Arrestato a Ponte di Brenta (insieme allo studente Pietro Despali) il 4 settembre del 1975, nel corso di un conflitto a fuoco seguito ad un posto di blocco, dove muore l’agente Antonio Niedda, in tasca gli vengono trovate due banconote relative ad una precedente rapina commessa alla banca di Lonigo insieme ad uno dei principali dirigenti delle BR Rocco Micaletto, ai tempi già ricercato e latitante. Condannato a 26 anni di reclusione dalla Corte di Assise di Padova il 1 giugno 1977, affronta quella lunghissima trafila degli speciali di quegli anni, da dove tuttavia continua imperterrito, unitamente ai detenuti del nucleo storico delle BR, la sua battaglia rivoluzionaria, che in quegli anni, come noto, si faceva anche dentro le carceri e non solo fuori.
Nel dicembre del 1980 infatti è tra i principali organizzatori della celebre rivolta di Trani scaturita dal sequestro D’Urso, che fu l’ultimo episodio significativo delle Brigate Rosse ancora unite prima delle definitive spaccature interne degli anni successivi, ma ancora nel 1985, e quindi dopo oltre 10 anni di dura prigionia, è tra i più convinti sostenitori della perdurante necessità della lotta armata contro lo Stato, rivendicando, dalle gabbie del processo alla colonna veneta arrestata parecchi anni dopo di lui, l’omicidio Tarantelli.
Su un sito dedicato ai “caduti della Polizia di Stato” viene definito da Gianmarco Calore “una gran brutta bestia, uno che fin dagli esordi ha aderito all’ala “dura” delle brigate rosse mettendosi in evidenza per la sua violenza e per la sua spietatezza.” ma oggi, sul sito Contropiano, si legge che: “Una malattia cattiva, la sla, se l’è portato via in pochi mesi.

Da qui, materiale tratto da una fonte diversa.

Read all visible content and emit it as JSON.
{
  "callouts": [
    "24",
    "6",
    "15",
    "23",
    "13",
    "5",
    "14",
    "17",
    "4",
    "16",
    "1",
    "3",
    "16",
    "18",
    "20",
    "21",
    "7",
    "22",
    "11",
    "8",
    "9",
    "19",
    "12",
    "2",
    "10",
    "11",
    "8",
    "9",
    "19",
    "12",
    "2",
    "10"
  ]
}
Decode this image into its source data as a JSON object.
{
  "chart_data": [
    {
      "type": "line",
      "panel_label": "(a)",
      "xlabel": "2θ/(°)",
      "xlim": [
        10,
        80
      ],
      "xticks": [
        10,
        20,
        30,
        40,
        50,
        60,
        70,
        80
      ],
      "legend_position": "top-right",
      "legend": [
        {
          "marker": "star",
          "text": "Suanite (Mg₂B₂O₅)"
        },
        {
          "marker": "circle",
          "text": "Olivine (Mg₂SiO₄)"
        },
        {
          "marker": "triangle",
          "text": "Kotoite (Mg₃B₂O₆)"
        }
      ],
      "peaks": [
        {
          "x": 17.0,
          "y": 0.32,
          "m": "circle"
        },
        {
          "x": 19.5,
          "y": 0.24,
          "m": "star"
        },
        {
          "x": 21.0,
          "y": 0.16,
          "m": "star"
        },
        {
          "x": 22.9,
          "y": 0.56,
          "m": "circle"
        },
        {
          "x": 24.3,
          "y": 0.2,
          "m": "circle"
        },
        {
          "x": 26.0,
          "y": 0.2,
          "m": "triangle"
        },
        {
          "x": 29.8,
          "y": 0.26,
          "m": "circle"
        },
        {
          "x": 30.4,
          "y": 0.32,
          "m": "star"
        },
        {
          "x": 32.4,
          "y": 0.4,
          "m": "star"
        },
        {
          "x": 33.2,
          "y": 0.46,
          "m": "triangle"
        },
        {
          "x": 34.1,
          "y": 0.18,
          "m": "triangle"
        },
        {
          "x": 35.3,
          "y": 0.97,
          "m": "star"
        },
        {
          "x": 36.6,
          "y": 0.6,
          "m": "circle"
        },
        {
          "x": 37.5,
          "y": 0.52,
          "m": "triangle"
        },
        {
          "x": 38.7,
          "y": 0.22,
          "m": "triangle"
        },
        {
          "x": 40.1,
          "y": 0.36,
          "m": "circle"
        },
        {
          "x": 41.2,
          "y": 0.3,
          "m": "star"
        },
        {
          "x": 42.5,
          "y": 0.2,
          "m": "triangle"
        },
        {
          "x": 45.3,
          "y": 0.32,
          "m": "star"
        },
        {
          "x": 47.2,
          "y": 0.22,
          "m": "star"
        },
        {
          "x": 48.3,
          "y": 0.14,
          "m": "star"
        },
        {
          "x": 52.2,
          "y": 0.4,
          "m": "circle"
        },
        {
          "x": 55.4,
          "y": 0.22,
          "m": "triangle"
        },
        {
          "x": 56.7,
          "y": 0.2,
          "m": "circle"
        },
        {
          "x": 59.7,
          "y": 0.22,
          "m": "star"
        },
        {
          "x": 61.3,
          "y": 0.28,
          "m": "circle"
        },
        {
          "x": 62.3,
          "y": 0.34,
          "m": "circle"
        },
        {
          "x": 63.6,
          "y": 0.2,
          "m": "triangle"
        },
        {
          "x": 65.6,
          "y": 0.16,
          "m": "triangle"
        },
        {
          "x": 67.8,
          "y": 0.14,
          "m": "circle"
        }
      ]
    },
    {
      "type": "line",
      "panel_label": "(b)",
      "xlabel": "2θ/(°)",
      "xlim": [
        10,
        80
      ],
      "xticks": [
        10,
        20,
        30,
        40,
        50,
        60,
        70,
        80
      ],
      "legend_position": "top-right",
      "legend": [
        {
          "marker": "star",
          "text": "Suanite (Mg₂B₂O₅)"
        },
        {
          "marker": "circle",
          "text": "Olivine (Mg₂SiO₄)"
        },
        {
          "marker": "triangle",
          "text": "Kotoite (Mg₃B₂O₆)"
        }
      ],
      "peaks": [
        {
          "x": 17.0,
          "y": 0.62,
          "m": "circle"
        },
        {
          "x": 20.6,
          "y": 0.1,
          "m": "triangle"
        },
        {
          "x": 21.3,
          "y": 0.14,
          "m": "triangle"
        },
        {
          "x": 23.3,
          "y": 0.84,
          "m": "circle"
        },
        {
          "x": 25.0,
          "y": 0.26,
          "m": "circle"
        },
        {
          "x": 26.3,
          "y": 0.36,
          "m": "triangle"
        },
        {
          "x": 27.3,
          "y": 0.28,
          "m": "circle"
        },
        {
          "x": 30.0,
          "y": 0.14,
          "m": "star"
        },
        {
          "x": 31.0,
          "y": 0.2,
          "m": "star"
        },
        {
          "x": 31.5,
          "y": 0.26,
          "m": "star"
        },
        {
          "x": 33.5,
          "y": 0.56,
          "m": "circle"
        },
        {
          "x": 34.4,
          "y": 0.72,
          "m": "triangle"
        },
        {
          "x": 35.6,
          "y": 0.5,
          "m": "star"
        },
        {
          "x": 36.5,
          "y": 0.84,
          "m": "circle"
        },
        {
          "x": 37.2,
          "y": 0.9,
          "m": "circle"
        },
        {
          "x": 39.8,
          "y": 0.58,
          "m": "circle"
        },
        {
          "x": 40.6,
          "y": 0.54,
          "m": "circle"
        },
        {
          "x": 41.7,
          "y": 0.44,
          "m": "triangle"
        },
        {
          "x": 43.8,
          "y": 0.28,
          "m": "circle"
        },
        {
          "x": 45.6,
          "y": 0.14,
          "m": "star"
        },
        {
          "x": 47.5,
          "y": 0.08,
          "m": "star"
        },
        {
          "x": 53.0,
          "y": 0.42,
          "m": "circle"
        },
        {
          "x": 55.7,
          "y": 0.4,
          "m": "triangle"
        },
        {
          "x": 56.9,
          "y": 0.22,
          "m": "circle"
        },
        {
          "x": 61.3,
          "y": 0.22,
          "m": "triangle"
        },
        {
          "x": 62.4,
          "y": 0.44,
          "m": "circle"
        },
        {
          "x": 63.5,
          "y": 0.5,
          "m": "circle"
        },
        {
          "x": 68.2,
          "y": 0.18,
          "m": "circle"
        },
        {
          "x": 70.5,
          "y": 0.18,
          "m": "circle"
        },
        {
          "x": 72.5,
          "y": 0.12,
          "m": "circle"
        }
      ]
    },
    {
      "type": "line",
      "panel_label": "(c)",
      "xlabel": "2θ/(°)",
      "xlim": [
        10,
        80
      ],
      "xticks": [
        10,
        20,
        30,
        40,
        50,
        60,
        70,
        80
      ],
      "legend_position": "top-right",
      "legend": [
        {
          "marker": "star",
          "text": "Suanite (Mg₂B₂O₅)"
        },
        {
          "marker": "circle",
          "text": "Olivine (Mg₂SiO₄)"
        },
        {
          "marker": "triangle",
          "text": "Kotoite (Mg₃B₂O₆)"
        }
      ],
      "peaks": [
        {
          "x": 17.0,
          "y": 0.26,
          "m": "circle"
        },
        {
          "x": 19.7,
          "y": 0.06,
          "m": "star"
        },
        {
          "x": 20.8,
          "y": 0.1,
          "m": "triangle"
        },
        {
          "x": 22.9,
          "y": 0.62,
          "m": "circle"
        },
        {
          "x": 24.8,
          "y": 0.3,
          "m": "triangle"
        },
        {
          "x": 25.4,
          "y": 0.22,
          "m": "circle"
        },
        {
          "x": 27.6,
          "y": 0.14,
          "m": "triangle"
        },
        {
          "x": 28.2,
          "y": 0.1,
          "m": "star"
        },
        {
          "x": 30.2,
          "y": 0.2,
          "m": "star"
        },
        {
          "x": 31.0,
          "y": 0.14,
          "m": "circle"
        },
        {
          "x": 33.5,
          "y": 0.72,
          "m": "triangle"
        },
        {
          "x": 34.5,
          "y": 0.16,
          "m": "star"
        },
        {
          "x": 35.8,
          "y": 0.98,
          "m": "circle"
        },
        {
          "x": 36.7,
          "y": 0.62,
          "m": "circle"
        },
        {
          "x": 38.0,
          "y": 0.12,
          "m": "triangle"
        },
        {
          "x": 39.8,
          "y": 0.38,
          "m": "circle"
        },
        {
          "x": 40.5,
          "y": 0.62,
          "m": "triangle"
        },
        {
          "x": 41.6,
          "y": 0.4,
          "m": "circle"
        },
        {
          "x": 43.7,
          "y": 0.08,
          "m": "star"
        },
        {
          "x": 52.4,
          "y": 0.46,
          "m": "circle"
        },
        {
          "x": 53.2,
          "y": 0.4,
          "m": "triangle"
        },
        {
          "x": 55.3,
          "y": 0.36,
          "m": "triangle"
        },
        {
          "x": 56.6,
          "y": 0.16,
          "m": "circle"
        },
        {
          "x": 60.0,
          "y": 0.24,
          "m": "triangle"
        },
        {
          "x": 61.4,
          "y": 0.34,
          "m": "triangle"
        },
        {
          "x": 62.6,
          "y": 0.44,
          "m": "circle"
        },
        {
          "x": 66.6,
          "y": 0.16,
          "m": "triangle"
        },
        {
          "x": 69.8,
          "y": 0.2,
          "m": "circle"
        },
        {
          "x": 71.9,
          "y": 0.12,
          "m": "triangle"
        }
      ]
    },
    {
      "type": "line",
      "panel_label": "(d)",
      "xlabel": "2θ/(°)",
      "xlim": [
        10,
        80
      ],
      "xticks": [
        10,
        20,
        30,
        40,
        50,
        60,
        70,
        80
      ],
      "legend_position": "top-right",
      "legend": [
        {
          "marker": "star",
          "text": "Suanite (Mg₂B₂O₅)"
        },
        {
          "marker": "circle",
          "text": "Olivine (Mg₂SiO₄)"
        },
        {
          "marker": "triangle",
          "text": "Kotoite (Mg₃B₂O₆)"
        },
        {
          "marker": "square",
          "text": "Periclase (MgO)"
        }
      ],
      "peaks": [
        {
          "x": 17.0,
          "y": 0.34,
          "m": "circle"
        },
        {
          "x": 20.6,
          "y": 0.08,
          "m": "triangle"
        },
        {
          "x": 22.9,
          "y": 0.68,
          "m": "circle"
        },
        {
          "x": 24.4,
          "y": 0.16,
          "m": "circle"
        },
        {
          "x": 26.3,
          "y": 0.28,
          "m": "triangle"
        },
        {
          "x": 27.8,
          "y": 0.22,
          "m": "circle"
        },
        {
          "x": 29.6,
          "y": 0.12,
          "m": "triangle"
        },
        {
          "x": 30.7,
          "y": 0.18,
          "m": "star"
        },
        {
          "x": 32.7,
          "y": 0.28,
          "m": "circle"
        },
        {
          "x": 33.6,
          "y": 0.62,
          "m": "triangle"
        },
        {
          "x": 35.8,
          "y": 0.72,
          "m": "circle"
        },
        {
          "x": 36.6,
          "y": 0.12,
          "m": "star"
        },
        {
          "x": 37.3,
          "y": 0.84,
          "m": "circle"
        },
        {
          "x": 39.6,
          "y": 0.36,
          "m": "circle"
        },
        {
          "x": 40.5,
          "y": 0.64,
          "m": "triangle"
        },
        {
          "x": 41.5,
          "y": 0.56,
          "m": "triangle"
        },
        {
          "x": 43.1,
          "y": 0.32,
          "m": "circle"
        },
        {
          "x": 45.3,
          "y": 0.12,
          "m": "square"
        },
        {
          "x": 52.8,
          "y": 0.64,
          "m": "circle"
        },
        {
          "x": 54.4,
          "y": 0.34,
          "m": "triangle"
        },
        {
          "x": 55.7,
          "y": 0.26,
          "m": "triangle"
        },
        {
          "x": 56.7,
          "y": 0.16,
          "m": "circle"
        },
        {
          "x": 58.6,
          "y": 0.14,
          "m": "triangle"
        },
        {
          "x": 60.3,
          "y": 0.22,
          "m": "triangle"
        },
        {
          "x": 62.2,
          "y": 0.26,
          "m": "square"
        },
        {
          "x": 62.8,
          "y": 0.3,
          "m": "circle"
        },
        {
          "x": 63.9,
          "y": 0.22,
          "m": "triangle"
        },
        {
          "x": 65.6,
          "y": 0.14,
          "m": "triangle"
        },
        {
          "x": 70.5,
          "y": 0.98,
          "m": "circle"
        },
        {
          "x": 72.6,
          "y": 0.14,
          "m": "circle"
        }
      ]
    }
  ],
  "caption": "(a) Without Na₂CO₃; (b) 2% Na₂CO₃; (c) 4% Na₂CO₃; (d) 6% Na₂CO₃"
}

Schivo, quasi timido nei modi, tanto che non sembra possibile trovare una sua foto in Rete, ma dotato di grande determinazione, appassionato naturalista ed etologo, aveva dato un grande contributo al libro Politica e rivoluzione, uscito nel 1983 dal processo di Torino, firmato – come si usava allora – dai militanti presenti nel processo (Prospero Gallinari, Bruno Seghetti, Francesco Piccioni, Andrea Coi), ma opera collettiva con cui le Br prendevano le distanze teoriche dalle teorie del “Partito Guerriglia”.
Una vita in carcere, anche per lui, che lo aveva visto tornare in libertà solo negli anni ’90, quando una classe politica incapace di chiudere quella stagione con l’unico strumento giuridico all’altezza dello scontro – l’amnistia – scelse di aprire le porte ai prigionieri politici con la “legge Gozzini”; ovvero uno alla volta, in tempi quasi individualizzati, senza alcuna riflessione pubblica
Ciao Carlo, che la terra ti sia lieve.”